In the lab, Carter and her team tested 3 commonly available bisphosphonates (risedronate, alendronate and zoledronate) in combination with 3 commonly available azole antifungals (fluconazole, itraconazole and ketoconazole). They tested these against clinical isolates from a diverse range of dermatophyte species that cause superficial infections. The combination of zoledronate and ketoconazole proved particularly effective against 8 of the 9 tested species. It also prevented the development of resistance. 

Aidan Kane, mycologist, lead author of the study and a Ph.D. student in Carter’s lab, used fluorescence microscopy and other methods to show that the drug combination worked by weakening the cell membrane enough that the fungus could not survive.
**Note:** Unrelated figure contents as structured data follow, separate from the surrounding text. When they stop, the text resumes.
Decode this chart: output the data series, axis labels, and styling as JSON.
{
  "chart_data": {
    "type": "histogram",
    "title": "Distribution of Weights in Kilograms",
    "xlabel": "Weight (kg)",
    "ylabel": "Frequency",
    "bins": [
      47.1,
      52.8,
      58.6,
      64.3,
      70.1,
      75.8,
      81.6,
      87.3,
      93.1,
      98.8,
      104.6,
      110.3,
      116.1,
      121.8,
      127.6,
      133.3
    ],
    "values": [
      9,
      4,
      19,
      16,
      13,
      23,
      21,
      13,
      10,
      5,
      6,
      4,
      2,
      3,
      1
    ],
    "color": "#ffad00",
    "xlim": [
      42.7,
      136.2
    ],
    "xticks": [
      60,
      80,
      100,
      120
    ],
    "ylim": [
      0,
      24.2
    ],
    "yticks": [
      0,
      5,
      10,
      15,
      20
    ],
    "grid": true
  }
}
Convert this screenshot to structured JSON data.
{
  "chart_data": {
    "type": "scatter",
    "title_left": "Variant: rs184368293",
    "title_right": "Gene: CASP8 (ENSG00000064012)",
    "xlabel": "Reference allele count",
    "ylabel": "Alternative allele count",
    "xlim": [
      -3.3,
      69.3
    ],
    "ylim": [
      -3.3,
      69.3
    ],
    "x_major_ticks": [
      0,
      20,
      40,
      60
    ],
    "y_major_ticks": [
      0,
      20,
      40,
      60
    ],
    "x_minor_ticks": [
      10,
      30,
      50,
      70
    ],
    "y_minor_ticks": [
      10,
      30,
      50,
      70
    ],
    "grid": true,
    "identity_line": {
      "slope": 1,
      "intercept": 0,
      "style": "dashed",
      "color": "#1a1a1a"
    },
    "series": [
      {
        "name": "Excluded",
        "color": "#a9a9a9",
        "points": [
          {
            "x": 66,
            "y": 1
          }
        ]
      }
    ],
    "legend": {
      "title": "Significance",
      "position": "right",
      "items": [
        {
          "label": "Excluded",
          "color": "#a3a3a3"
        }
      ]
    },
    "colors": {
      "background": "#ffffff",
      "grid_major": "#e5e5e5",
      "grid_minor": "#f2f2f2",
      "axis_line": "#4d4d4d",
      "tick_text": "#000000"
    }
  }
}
Beyond the dermatophytes, the group also found that bisphosphonate-azole combinations could act against molds that cause invasive disease, suggesting another possible clinical application for the drugs. 

“You can use these combinations directly for superficial infections, like Candida or dermatophyte infections, and we’re hoping that with modified forms of the drugs we can create something that will also work systematically,” Carter said. “The next step is to continue testing bisphosphonate-azole combinations in animal models, and then test it in clinical trials.”